The trace produced by Forge is guaranteed to be an actual trace of the code that violates the provided specification. However, counterexamples may be missed if they fall outside the bounds provided by the user. Thus, we call this analysis a bounded verification.

Our technique is intended to be used as a modular, not a whole program, analysis. Because the analysis checks a procedure in isolation against its specification, accounting for all possible contexts of use, that specification can then be assumed in place of the procedure when analyzing client code. As a result, large coded bases can be checked in a modular, incremental fashion.

Results

We have used Forge to check a variety of linked list implementations of the java.util.List interface against the JML specification for List [1]. The implementations were drawn from the Sun Collections Framework, the GNU Trove library, the Apache Jakarta Commons-Collections library, and some variants of the Sun implementation that had been seeded with bugs for an MIT software engineering class. The tool revealed all the seeded bugs and a previously unknown bug in the GNU Trove library.
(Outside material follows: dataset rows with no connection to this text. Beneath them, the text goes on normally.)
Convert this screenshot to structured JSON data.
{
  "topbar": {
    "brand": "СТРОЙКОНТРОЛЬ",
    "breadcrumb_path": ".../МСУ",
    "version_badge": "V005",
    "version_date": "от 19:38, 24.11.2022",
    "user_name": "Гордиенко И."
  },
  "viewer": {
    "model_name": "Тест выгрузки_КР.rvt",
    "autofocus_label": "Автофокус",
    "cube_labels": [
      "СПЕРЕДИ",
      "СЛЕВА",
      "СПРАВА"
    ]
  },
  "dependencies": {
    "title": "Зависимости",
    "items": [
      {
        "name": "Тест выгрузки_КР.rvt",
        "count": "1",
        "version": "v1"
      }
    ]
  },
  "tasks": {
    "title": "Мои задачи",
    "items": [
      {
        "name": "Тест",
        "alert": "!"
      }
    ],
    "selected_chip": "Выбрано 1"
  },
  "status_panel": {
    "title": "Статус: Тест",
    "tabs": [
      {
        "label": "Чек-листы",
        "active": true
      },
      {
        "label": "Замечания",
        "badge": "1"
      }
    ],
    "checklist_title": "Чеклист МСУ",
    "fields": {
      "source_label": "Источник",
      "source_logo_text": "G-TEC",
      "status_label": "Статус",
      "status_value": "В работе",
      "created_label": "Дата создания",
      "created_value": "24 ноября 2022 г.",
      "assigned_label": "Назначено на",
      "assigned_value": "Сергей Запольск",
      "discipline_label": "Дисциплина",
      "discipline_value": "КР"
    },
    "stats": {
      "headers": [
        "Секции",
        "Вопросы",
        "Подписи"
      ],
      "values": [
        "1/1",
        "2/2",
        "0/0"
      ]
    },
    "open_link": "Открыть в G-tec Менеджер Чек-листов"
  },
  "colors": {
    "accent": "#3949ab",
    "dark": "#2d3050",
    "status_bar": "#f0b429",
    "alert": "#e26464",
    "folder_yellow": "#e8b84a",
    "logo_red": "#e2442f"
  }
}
Our current challenge is applying the tool to verify vote-tallying code used by the nation of the Netherlands. We also hope to incorporate Taghdiri's specification inference techniques [5] [6] into Forge to reduce the need for writing specifications of called procedures.

Research Support

This work is supported in part by the National Science Foundation (Deep and Scalable Analysis of Software, Award 0541183).

References:

[1] G. Dennis, F. S. Chang, and D. Jackson. Modular Verification of Code with SAT. International Symposium on Software Testing and Analysis (ISSTA '06), Portland, Maine, July 2006.

[2] E. Torlak and D. Jackson. Kodkod: A Relational Model Finder. Tools and Algorithms for Construction and Analysis of Systems (TACAS '07), Braga, Portugal, March 2007.

[3] D. Jackson. Object Models as Heap Invariants. Essays on Programming Methodology, edited by Carroll Morgan and Annabelle McIver, Springer Verlag, 2000.

[4] The Java Modeling Language. http://www.cs.iastate.edu/~leavens/JML/

[5] M. Taghdiri. Inferring Specifications to Detect Errors in Code. International Conference on Automated Software Engineering (ASE '04), Linz, Austria, September 2004.

[6] M. Taghdiri, R. Seater, and D. Jackson. Lightweight Extraction of Syntactic Specifications. International Symposium on Foundations of Software Engineering (FSE'06), Portland, Oregon, November, 2006.